Much of the research in materials science journals focuses on nanostuff, atomic resolution characterization and other gee-whiz science, so it’s refreshing to come across an article offering a new approach to making bread-and-butter ceramic components.
The theme of the November/December issue of the International Journal of Applied Ceramic Technology is “Ceramics Manufacturing Technologies,” and the lead article is about fabrication of investment casting molds by stereolithography techniques.
In particular, the University of Michigan research group that wrote the article is interested in making one-piece molds for casting of superalloy airfoils for gas turbine engines. Airfoils have intricate, hollow, interior cooling passages that include a fair amount of fine structure.
There are two parts to an investment casting mold—the core and the shell. The core mold—the piece that will form the part—is set into the shell mold. The two molds are made separately by very different processes, which requires separate tooling and production lines, before they are assembled into the final mold.
In the paper, Bae and Halloran report on a single-step process for fabricating an integrated core-shell mold of fused silica in a single patternless construction. Their process is an adaptation of stereolithography, a solid freeform fabrication technique that builds up three dimensional objects layer-by-layer. Conventional SLA uses lasers to construct polymeric parts based on CAD programs. This paper describes the adaptation, called CerSLA, as “a repeated layered manufacturing process, where thin liquid layers of ceramic-monomer suspension are solidified by photopolymerization with a UV laser, thereby “writing” the design for each slice.”
The integrated mold is built on a platform that drops in 100 µm increments through a suspension of acrylate monomers, fused silica powders, dispersant and photoinitiator. The laser scans the surface in a prescribed pattern and solidifies each layer in turn. The regions of the suspension that were subject to the laser are cured, but still green, and composed of fused silica and polyacrylate binder. Each layer takes about five seconds to write, with most of the time going to recoating the cured part with new suspension for the next layer. After all layers are written on, the mold is rinsed free of residual suspension, the binder is burned out and the part is sintered.
The choice of processing parameters is critically important. Any lack of integrity between the layers can cause the mold to crack or delaminate during sintering. Consistency and accuracy are also matter. For example, the outer shell mold walls need to be a constant thickness to ensure proper strength and thermal properties to avoid failure during metal casting. To become a viable option, CerSLA must also meet design tolerance specifications for investment casting molds, which are in the range of ±0.15-0.25 mm/25 mm.

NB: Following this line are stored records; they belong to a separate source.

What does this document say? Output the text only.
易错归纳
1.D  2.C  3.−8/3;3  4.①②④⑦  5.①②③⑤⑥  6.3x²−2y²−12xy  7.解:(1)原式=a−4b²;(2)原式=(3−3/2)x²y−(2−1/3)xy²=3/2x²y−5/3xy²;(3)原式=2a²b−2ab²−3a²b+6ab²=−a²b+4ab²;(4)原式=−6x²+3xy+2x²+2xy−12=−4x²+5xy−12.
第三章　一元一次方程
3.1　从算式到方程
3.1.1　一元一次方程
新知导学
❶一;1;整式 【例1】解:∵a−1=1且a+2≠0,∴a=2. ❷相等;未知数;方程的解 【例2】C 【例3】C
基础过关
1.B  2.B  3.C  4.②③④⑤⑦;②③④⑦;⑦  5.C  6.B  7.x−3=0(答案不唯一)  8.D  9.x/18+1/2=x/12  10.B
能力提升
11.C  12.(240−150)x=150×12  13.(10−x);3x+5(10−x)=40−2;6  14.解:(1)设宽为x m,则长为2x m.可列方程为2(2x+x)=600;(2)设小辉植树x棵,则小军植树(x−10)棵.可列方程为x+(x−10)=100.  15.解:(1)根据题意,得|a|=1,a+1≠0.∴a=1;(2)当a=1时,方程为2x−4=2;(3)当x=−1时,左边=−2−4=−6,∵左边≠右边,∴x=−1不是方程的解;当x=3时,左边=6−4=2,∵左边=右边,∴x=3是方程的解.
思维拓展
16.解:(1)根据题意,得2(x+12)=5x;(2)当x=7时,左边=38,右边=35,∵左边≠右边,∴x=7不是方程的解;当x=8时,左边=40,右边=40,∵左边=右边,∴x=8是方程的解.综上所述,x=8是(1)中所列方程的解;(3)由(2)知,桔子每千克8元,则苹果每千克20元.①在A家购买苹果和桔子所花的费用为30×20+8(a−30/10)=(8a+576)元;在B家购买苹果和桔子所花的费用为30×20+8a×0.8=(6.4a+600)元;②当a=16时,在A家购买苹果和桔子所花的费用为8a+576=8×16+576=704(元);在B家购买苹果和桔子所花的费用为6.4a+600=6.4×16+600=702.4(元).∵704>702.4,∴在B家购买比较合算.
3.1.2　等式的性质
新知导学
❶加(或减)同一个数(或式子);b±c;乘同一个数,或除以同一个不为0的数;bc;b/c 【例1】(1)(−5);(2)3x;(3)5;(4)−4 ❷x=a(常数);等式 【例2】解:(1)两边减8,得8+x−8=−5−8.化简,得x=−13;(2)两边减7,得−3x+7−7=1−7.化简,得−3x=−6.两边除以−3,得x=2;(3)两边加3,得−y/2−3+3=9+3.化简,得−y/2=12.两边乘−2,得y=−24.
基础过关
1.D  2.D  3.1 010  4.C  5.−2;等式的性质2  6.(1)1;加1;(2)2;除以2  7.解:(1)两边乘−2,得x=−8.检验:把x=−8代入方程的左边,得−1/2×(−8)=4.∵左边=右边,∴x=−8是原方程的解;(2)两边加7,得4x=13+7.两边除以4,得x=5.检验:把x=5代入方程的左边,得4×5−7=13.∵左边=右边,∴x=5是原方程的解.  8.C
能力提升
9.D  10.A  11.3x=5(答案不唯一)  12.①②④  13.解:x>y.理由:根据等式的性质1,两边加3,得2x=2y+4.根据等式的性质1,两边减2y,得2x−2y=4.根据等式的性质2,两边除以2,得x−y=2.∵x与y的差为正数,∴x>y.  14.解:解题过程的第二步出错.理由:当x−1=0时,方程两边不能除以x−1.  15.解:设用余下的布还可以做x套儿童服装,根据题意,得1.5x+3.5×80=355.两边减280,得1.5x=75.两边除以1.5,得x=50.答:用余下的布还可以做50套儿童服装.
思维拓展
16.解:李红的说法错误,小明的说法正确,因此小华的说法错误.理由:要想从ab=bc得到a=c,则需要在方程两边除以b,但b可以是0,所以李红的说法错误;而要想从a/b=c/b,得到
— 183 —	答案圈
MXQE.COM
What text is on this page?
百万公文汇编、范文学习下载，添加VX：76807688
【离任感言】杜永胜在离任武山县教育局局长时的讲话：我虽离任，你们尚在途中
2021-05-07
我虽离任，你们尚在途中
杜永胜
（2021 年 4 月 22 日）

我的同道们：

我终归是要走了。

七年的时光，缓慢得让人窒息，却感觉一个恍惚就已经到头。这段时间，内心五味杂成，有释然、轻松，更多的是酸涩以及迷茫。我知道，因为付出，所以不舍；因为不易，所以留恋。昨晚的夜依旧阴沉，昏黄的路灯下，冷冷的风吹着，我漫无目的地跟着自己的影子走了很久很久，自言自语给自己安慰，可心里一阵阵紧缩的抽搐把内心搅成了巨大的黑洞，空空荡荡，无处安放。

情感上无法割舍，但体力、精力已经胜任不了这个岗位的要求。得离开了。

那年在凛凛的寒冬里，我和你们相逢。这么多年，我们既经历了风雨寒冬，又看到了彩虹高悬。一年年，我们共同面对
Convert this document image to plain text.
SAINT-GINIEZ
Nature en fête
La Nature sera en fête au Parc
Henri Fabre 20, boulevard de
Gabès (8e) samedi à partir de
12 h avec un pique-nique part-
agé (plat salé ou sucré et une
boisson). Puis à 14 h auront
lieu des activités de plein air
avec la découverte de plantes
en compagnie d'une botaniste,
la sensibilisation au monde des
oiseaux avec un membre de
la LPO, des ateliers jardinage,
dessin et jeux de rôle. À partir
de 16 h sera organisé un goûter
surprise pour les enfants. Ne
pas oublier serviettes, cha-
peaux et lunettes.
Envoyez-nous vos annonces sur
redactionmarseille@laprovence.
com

The researchers built a 104 mm tall integrated core-shell mold in 1,047 layers. They successfully fabricated fine features of the airfoil core mold, however the finest features of the trailing edges were lost. It’s possible that they were not fully formed, or they may have broken off during the rinsing step.
The horizontal and vertical dimensions of the green mold were within 1 percent of the design specification, and shrinkage on sintering was about 10 percent in both directions.